B DAS APOKALYPTISCH-EUCHARISTISCHE LAMM In dem langgestreckten Freskofeld über dem Hochaltar ist das geschlachtete Lamm auf dem Buch mit den sieben Siegeln (Apoc 5,6 und 5,1) wiedergegeben. Ein Blutstrahl entströmt der Wunde des Lammes. Es ist als Opferlamm auf die Eucharistie bezogen. Sechs männliche Gestalten sind in den Wolken um das Lamm gruppiert. Gewandung und Attribute geben nur ungenaue Hinweise zur Bezeichnung derselben: drei Kronen - niedergelegt oder dem Lamm dargeboten -, zwei Räuchergefäße und eine Harfe weisen auf die apokalyptischen 24 Ältesten (Apoc 4,10 u. 5,8-10). Die geringe Zahl wie auch die farbigen Gewänder entsprechen jedoch nicht dem biblischen Text und den üblichen bildlichen Darstellungen dieses Themas. Eine große rot-blau gekleidete, jugendliche (!) Figur vorne links fängt in einer Schale etwas von dem Blut des Lammes auf. Diese hat wie zwei weitere jugendliche, unbärtige Figuren - oben links - einen Palmzweig, der wohl auf die Darstellung von Heiligen hinweist. Allem Anschein nach ist die Darstellung ikonographisch durch Restaurierung verändert worden.

Quellen und Literatur

Gailler, Franciscus, Vindeliciae Sacrae Tomi 3... Capitulum Weilheimense, Augsburg 1756, Cap. 38.
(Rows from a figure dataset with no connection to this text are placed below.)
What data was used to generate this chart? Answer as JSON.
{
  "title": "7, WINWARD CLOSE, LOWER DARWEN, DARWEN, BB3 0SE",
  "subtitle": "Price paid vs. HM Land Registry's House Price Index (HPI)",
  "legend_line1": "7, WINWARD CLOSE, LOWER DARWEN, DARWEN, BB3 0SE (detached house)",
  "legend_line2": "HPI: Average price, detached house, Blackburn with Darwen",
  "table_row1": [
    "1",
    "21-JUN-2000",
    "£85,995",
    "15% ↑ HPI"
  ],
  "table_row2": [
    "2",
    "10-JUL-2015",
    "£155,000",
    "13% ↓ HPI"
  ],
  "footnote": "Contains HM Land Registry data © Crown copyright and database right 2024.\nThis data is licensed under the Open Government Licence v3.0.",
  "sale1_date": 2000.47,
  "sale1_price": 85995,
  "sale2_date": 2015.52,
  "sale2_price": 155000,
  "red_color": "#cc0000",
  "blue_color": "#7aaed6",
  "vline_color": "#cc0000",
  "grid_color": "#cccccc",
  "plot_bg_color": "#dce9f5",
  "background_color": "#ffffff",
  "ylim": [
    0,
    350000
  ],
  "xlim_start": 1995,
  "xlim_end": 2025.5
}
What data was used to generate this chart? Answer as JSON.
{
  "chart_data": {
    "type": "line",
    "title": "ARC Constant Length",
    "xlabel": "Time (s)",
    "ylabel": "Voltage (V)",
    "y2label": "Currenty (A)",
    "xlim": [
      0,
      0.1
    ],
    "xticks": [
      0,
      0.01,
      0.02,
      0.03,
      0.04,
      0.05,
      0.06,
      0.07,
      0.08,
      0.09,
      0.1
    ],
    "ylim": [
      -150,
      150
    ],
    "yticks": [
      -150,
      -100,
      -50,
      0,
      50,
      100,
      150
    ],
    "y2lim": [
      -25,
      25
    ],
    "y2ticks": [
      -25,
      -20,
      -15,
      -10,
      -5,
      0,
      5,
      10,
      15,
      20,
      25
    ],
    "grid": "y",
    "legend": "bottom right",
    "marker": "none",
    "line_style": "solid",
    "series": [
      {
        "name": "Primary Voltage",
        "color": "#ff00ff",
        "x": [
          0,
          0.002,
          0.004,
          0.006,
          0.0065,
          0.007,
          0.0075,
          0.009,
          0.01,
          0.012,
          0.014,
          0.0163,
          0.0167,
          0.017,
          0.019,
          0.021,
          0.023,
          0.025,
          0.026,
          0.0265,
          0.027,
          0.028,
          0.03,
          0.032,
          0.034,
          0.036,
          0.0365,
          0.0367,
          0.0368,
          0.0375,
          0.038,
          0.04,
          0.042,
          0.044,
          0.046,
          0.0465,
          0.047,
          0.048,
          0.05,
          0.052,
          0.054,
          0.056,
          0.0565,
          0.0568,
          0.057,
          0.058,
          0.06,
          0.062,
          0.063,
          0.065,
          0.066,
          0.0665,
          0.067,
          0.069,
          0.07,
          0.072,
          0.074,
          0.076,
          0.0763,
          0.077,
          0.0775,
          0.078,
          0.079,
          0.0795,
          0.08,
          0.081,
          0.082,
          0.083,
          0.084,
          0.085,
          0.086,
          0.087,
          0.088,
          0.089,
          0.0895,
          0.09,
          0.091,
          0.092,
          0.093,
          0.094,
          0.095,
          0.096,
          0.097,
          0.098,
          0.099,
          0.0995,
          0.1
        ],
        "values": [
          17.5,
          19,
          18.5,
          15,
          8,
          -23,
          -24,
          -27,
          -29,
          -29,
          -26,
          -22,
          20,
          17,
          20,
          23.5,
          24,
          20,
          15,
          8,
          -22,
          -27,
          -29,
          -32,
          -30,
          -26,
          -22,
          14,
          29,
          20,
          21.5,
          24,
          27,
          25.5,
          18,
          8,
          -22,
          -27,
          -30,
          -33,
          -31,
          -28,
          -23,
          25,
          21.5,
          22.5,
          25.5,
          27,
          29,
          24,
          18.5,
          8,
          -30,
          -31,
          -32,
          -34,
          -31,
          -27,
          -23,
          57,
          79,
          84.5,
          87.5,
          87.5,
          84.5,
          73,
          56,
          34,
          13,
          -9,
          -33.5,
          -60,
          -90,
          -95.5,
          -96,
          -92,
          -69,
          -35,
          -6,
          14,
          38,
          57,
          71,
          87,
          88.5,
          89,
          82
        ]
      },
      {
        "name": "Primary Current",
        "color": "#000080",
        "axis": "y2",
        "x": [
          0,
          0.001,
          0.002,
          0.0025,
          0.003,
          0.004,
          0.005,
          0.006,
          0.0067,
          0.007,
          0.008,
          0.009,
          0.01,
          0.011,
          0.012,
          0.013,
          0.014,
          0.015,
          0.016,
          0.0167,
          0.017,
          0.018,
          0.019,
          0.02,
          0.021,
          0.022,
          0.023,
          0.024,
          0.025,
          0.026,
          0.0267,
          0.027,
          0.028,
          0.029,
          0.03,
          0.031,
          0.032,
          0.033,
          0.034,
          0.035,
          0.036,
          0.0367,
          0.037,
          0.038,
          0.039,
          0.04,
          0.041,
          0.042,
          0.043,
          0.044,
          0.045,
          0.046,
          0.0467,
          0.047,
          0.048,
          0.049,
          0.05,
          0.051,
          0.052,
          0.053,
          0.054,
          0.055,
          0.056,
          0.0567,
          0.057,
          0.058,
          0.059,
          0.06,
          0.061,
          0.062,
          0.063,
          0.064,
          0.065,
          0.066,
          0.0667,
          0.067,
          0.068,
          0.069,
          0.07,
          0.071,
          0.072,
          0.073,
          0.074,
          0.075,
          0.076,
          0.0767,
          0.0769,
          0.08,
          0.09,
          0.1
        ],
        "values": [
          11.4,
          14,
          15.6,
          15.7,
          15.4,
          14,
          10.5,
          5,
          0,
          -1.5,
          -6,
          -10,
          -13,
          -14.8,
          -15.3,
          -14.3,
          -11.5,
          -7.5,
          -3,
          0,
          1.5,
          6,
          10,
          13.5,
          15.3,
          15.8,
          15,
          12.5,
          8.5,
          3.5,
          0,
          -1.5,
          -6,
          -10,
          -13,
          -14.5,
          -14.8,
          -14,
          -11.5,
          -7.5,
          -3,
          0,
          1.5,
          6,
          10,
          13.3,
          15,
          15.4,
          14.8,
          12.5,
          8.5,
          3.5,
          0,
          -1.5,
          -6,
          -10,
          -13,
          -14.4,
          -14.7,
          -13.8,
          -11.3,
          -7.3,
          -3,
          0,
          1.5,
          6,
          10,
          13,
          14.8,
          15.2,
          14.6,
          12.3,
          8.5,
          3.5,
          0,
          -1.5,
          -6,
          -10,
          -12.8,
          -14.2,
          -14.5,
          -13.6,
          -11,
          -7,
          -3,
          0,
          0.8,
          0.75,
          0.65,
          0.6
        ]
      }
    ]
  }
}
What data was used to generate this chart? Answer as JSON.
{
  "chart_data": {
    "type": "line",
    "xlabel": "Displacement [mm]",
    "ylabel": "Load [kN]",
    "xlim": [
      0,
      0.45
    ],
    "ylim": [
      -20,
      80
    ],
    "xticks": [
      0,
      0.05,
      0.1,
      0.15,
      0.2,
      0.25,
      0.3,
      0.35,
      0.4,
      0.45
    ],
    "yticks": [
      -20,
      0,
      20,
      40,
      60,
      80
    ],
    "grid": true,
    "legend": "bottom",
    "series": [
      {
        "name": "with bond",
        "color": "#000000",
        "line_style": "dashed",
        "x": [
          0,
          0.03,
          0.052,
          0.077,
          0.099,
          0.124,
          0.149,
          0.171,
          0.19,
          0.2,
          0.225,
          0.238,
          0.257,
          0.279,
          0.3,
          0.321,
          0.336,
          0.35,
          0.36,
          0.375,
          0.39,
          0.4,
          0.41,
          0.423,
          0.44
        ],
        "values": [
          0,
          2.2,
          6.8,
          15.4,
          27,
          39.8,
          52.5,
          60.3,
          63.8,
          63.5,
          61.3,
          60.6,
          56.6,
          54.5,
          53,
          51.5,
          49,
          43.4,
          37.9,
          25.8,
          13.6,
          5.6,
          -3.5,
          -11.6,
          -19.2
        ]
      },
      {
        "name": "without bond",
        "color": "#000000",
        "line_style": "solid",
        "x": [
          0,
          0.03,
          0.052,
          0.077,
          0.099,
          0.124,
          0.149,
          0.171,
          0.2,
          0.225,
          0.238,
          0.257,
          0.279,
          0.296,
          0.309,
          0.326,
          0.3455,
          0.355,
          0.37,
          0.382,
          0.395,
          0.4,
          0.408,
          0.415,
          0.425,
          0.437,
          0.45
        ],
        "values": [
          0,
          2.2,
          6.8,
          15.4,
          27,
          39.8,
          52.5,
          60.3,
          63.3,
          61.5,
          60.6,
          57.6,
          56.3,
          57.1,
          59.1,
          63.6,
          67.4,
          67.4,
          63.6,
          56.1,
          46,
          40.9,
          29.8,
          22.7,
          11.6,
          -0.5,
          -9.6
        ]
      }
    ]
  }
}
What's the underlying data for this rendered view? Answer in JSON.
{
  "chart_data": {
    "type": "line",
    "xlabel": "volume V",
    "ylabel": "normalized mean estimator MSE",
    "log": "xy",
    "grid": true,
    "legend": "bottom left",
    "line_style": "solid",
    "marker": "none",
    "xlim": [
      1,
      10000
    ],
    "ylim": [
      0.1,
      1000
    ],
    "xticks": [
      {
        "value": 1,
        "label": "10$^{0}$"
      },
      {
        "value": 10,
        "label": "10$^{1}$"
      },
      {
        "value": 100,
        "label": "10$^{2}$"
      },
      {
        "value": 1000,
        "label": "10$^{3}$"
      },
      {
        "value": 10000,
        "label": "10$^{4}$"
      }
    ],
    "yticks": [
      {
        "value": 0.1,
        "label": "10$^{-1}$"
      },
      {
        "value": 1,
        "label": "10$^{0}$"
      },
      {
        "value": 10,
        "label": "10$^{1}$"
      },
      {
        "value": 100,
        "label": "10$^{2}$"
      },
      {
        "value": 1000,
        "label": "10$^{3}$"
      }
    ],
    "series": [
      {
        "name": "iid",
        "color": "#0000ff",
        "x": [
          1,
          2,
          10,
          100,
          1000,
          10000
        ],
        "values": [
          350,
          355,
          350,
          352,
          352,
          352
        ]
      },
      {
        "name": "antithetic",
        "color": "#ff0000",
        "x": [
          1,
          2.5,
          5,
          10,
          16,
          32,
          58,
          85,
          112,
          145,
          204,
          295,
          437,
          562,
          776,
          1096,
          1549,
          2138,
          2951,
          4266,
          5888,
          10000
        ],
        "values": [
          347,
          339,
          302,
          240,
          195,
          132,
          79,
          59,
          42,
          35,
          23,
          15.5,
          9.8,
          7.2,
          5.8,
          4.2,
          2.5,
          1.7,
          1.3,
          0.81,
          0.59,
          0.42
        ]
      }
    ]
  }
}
Braun-Augsburg, Bd 1, S. 353

KDB I OB (1), S. 726.

Gernhardt, Ludwig, Sindelsdorf, in: Weilheimer Sonntagsblatt 8, 1931, S. 15 f.

Damrich, Johann, Johann Sebastian Troger und seine Sippe, in: Weilheimer Sonntagsblatt 12, 1935, S. 35.

Mindera, Karl, Benediktbeuern – Kulturland und Kirchen (= GKF Nr. 23), 31970, S. 44.

Mauthe, Willi, Der Pfaffenwinkel, Weilheim 1964, S. 45.